Wireless Access

Hi there,

I've read several discussions and receipes here, but didn't found any exact answer: is there any way to configure CP to use external source (SQL or LDAP), with password hashing? The configured auth metod is "EAP-PEAP,EAP-MSCHAPv2".

(The external SQL source with the PGsql had been configured and it works as well, but the passwords are storing as plaintext.)

Thanks,

a.

ps: here is a post, where I found that the LDAP source can use NTLM:
http://community.arubanetworks.com/t5/AAA-NAC-Guest-Access-BYOD/Can-we-do-802-1x-Authentication-with-EAP-PEAP-MSChapV2-on-CPPM/ta-p/184336
But if the LDAP can, PGSql why can't?

Have you tested with NT Hash in a database and MSCHAPv2? According to the configuration, I would assume that it could work:

I have not tested it. Most LDAP servers don't carry or expose the NT Hash, so you will need to check there as well.
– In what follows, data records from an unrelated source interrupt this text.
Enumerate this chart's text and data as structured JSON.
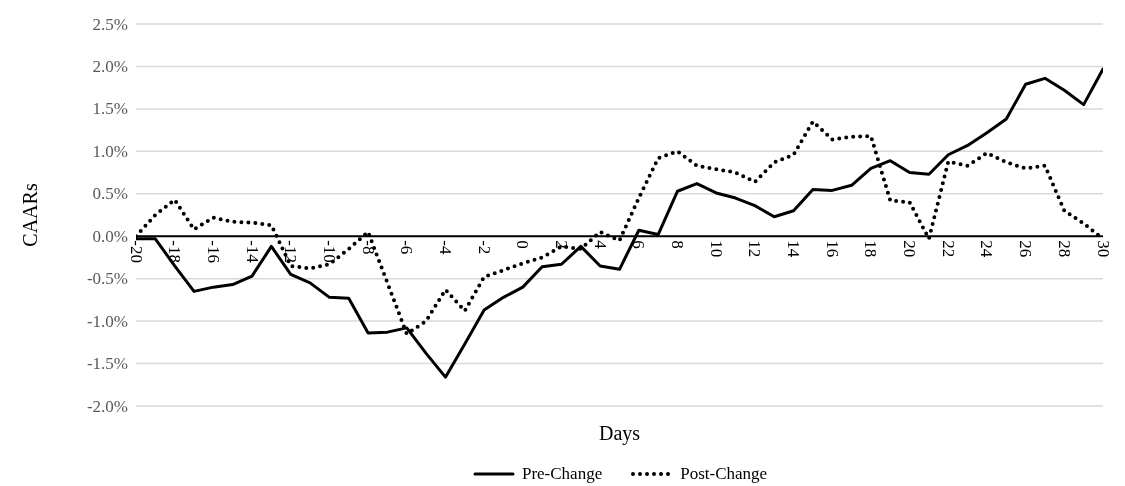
{
  "chart_data": {
    "type": "line",
    "xlabel": "Days",
    "ylabel": "CAARs",
    "x": [
      -20,
      -19,
      -18,
      -17,
      -16,
      -15,
      -14,
      -13,
      -12,
      -11,
      -10,
      -9,
      -8,
      -7,
      -6,
      -5,
      -4,
      -3,
      -2,
      -1,
      0,
      1,
      2,
      3,
      4,
      5,
      6,
      7,
      8,
      9,
      10,
      11,
      12,
      13,
      14,
      15,
      16,
      17,
      18,
      19,
      20,
      21,
      22,
      23,
      24,
      25,
      26,
      27,
      28,
      29,
      30
    ],
    "series": [
      {
        "name": "Pre-Change",
        "color": "#000000",
        "line_style": "solid",
        "values": [
          -0.03,
          -0.03,
          -0.35,
          -0.65,
          -0.6,
          -0.57,
          -0.47,
          -0.12,
          -0.45,
          -0.55,
          -0.72,
          -0.73,
          -1.14,
          -1.13,
          -1.08,
          -1.38,
          -1.66,
          -1.27,
          -0.87,
          -0.72,
          -0.6,
          -0.36,
          -0.33,
          -0.12,
          -0.35,
          -0.39,
          0.07,
          0.02,
          0.53,
          0.62,
          0.51,
          0.45,
          0.36,
          0.23,
          0.3,
          0.55,
          0.54,
          0.6,
          0.8,
          0.89,
          0.75,
          0.73,
          0.96,
          1.07,
          1.22,
          1.38,
          1.79,
          1.86,
          1.72,
          1.55,
          1.97
        ]
      },
      {
        "name": "Post-Change",
        "color": "#000000",
        "line_style": "dotted",
        "values": [
          0.0,
          0.25,
          0.43,
          0.08,
          0.22,
          0.17,
          0.16,
          0.13,
          -0.35,
          -0.38,
          -0.33,
          -0.15,
          0.05,
          -0.55,
          -1.15,
          -1.0,
          -0.63,
          -0.88,
          -0.48,
          -0.4,
          -0.32,
          -0.25,
          -0.12,
          -0.15,
          0.05,
          -0.05,
          0.45,
          0.92,
          1.0,
          0.83,
          0.79,
          0.75,
          0.64,
          0.87,
          0.96,
          1.35,
          1.14,
          1.17,
          1.18,
          0.42,
          0.4,
          -0.03,
          0.88,
          0.83,
          0.98,
          0.87,
          0.8,
          0.83,
          0.3,
          0.15,
          -0.03
        ]
      }
    ],
    "xlim": [
      -20,
      30
    ],
    "xticks": [
      -20,
      -18,
      -16,
      -14,
      -12,
      -10,
      -8,
      -6,
      -4,
      -2,
      0,
      2,
      4,
      6,
      8,
      10,
      12,
      14,
      16,
      18,
      20,
      22,
      24,
      26,
      28,
      30
    ],
    "ylim": [
      -2.0,
      2.5
    ],
    "yticks": [
      {
        "value": -2.0,
        "label": "-2.0%"
      },
      {
        "value": -1.5,
        "label": "-1.5%"
      },
      {
        "value": -1.0,
        "label": "-1.0%"
      },
      {
        "value": -0.5,
        "label": "-0.5%"
      },
      {
        "value": 0.0,
        "label": "0.0%"
      },
      {
        "value": 0.5,
        "label": "0.5%"
      },
      {
        "value": 1.0,
        "label": "1.0%"
      },
      {
        "value": 1.5,
        "label": "1.5%"
      },
      {
        "value": 2.0,
        "label": "2.0%"
      },
      {
        "value": 2.5,
        "label": "2.5%"
      }
    ],
    "grid": "y",
    "legend": "bottom",
    "marker": "none"
  }
}
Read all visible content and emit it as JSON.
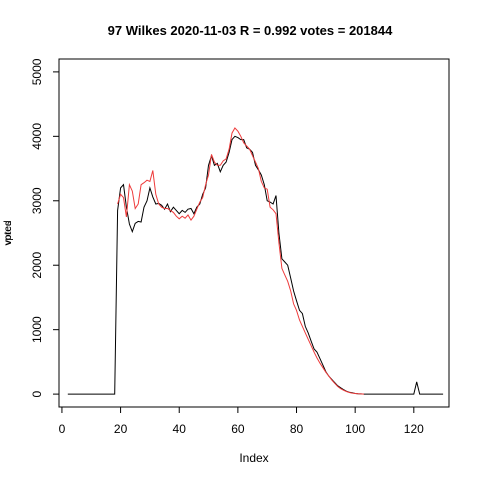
{
  "chart_data": {
    "type": "line",
    "title": "97 Wilkes 2020-11-03 R = 0.992 votes = 201844",
    "xlabel": "Index",
    "ylabel": "vpred\nvotes",
    "xlim": [
      -1,
      132
    ],
    "ylim": [
      -200,
      5200
    ],
    "x_ticks": [
      0,
      20,
      40,
      60,
      80,
      100,
      120
    ],
    "y_ticks": [
      0,
      1000,
      2000,
      3000,
      4000,
      5000
    ],
    "series": [
      {
        "color": "#000000",
        "points": [
          [
            2,
            0
          ],
          [
            18,
            0
          ],
          [
            19,
            2850
          ],
          [
            20,
            3200
          ],
          [
            21,
            3250
          ],
          [
            22,
            2900
          ],
          [
            23,
            2640
          ],
          [
            24,
            2520
          ],
          [
            25,
            2650
          ],
          [
            26,
            2680
          ],
          [
            27,
            2670
          ],
          [
            28,
            2900
          ],
          [
            29,
            3000
          ],
          [
            30,
            3200
          ],
          [
            31,
            3060
          ],
          [
            32,
            2950
          ],
          [
            33,
            2960
          ],
          [
            34,
            2930
          ],
          [
            35,
            2870
          ],
          [
            36,
            2950
          ],
          [
            37,
            2830
          ],
          [
            38,
            2900
          ],
          [
            39,
            2850
          ],
          [
            40,
            2800
          ],
          [
            41,
            2850
          ],
          [
            42,
            2820
          ],
          [
            43,
            2870
          ],
          [
            44,
            2880
          ],
          [
            45,
            2800
          ],
          [
            46,
            2900
          ],
          [
            47,
            2950
          ],
          [
            48,
            3100
          ],
          [
            49,
            3200
          ],
          [
            50,
            3550
          ],
          [
            51,
            3700
          ],
          [
            52,
            3550
          ],
          [
            53,
            3580
          ],
          [
            54,
            3450
          ],
          [
            55,
            3550
          ],
          [
            56,
            3600
          ],
          [
            57,
            3750
          ],
          [
            58,
            3950
          ],
          [
            59,
            4000
          ],
          [
            60,
            3980
          ],
          [
            61,
            3950
          ],
          [
            62,
            3950
          ],
          [
            63,
            3820
          ],
          [
            64,
            3800
          ],
          [
            65,
            3750
          ],
          [
            66,
            3550
          ],
          [
            67,
            3480
          ],
          [
            68,
            3400
          ],
          [
            69,
            3250
          ],
          [
            70,
            3000
          ],
          [
            71,
            2980
          ],
          [
            72,
            2950
          ],
          [
            73,
            3080
          ],
          [
            74,
            2500
          ],
          [
            75,
            2100
          ],
          [
            76,
            2050
          ],
          [
            77,
            2000
          ],
          [
            78,
            1800
          ],
          [
            79,
            1600
          ],
          [
            80,
            1450
          ],
          [
            81,
            1300
          ],
          [
            82,
            1250
          ],
          [
            83,
            1050
          ],
          [
            84,
            950
          ],
          [
            85,
            820
          ],
          [
            86,
            700
          ],
          [
            87,
            650
          ],
          [
            88,
            550
          ],
          [
            89,
            450
          ],
          [
            90,
            350
          ],
          [
            91,
            280
          ],
          [
            92,
            230
          ],
          [
            93,
            180
          ],
          [
            94,
            130
          ],
          [
            95,
            100
          ],
          [
            96,
            70
          ],
          [
            97,
            45
          ],
          [
            98,
            30
          ],
          [
            99,
            20
          ],
          [
            100,
            10
          ],
          [
            101,
            5
          ],
          [
            102,
            3
          ],
          [
            103,
            0
          ],
          [
            120,
            0
          ],
          [
            121,
            190
          ],
          [
            122,
            0
          ],
          [
            130,
            0
          ]
        ]
      },
      {
        "color": "#ee3b3b",
        "points": [
          [
            19,
            2950
          ],
          [
            20,
            3100
          ],
          [
            21,
            3050
          ],
          [
            22,
            2750
          ],
          [
            23,
            3250
          ],
          [
            24,
            3150
          ],
          [
            25,
            2880
          ],
          [
            26,
            2950
          ],
          [
            27,
            3250
          ],
          [
            28,
            3280
          ],
          [
            29,
            3320
          ],
          [
            30,
            3300
          ],
          [
            31,
            3470
          ],
          [
            32,
            3100
          ],
          [
            33,
            2950
          ],
          [
            34,
            2900
          ],
          [
            35,
            2880
          ],
          [
            36,
            2880
          ],
          [
            37,
            2850
          ],
          [
            38,
            2820
          ],
          [
            39,
            2760
          ],
          [
            40,
            2720
          ],
          [
            41,
            2760
          ],
          [
            42,
            2730
          ],
          [
            43,
            2780
          ],
          [
            44,
            2700
          ],
          [
            45,
            2760
          ],
          [
            46,
            2870
          ],
          [
            47,
            2980
          ],
          [
            48,
            3050
          ],
          [
            49,
            3250
          ],
          [
            50,
            3400
          ],
          [
            51,
            3720
          ],
          [
            52,
            3600
          ],
          [
            53,
            3550
          ],
          [
            54,
            3550
          ],
          [
            55,
            3620
          ],
          [
            56,
            3650
          ],
          [
            57,
            3800
          ],
          [
            58,
            4050
          ],
          [
            59,
            4130
          ],
          [
            60,
            4080
          ],
          [
            61,
            4000
          ],
          [
            62,
            3900
          ],
          [
            63,
            3850
          ],
          [
            64,
            3800
          ],
          [
            65,
            3700
          ],
          [
            66,
            3600
          ],
          [
            67,
            3500
          ],
          [
            68,
            3300
          ],
          [
            69,
            3200
          ],
          [
            70,
            3180
          ],
          [
            71,
            2900
          ],
          [
            72,
            2860
          ],
          [
            73,
            2800
          ],
          [
            74,
            2350
          ],
          [
            75,
            1950
          ],
          [
            76,
            1850
          ],
          [
            77,
            1750
          ],
          [
            78,
            1600
          ],
          [
            79,
            1400
          ],
          [
            80,
            1300
          ],
          [
            81,
            1150
          ],
          [
            82,
            1050
          ],
          [
            83,
            950
          ],
          [
            84,
            850
          ],
          [
            85,
            750
          ],
          [
            86,
            650
          ],
          [
            87,
            560
          ],
          [
            88,
            480
          ],
          [
            89,
            410
          ],
          [
            90,
            340
          ],
          [
            91,
            280
          ],
          [
            92,
            220
          ],
          [
            93,
            170
          ],
          [
            94,
            120
          ],
          [
            95,
            85
          ],
          [
            96,
            60
          ],
          [
            97,
            40
          ],
          [
            98,
            25
          ],
          [
            99,
            15
          ],
          [
            100,
            10
          ],
          [
            101,
            5
          ],
          [
            102,
            3
          ],
          [
            103,
            0
          ]
        ]
      }
    ]
  }
}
In case it does not work, I don't see a technical reason for it either. It might be that just nobody asked for it.

Hi Herman,

"Have you tested with NT Hash in a database and MSCHAPv2?"

Sure, but it didn't worked.

I've tried to modify the SQL:

SELECT password AS User_Password, password_hash AS Password_Hash, ssid AS SSID FROM Users WHERE username = '%{Authentication:Username}' AND ssid = LOWER('%{Radius:Aruba:Aruba-Essid-Name}');

and of course, the password_hash field stored the NTHash form of password. Still doesn't work.

With clearpass form the auth works as well. Also tried with this:

SELECT password AS User_Password, ....

where password field stored the NTHash form of passwd, but also didn't worked for me.

I'm totally confused, and don't know, what can we do now... :(

Thanks for your help,

a.

Best is to open a TAC case. The TAC Engineer should be able to have a look together with you and find out if it is possible.

Hi Herman,

thanks for your tip, I'll try it.

a.

Why do you have an SSID query in there? Can you remove it and it test again?

Hi Tim,

thanks for the answer - as I remember, I've checked it without SSID.

What do I need to place to query? The simple "User_Password" or "Password_Hash"?

"Why do you have an SSID query in there?"

Because we need to filter the different users (which may have same username, eg. "jsmith") on different networks. The SSID identifies the network.

Thanks,

a.

Well, thanks all of your help guys. Looks like I misunderstood something, or there were an ugly typo, or something else... but now it works, both LDAP and (PG)SQL.

I've found a website where I've generated the NT hashes, may be that gave me wrong hashes... don't know, but nevermind. It works.

Thanks again, and sorry dor the noise.

a.

You should really consider moving away from legacy EAP methods. You're putting you user's credentials at risk.

Hi Tim,

many thanks for your response.

I'm not an expert in wireless networks, nor Radius-related auth methods, so I took your advice, and checked the CP settings.

Under the monitoring/access tracker menu I've found my login event, and there are this lines:

Summary:

So if I'm not wrong the user's credentials aren't at risk - what do you think about it?

Thanks again all of your help.

Regards,

a.

Legacy EAP methods like PEAP and EAP-TTLS are highly susceptible to MITM attacks. User credentials are always at risk and these EAP methods should be avoided at all costs.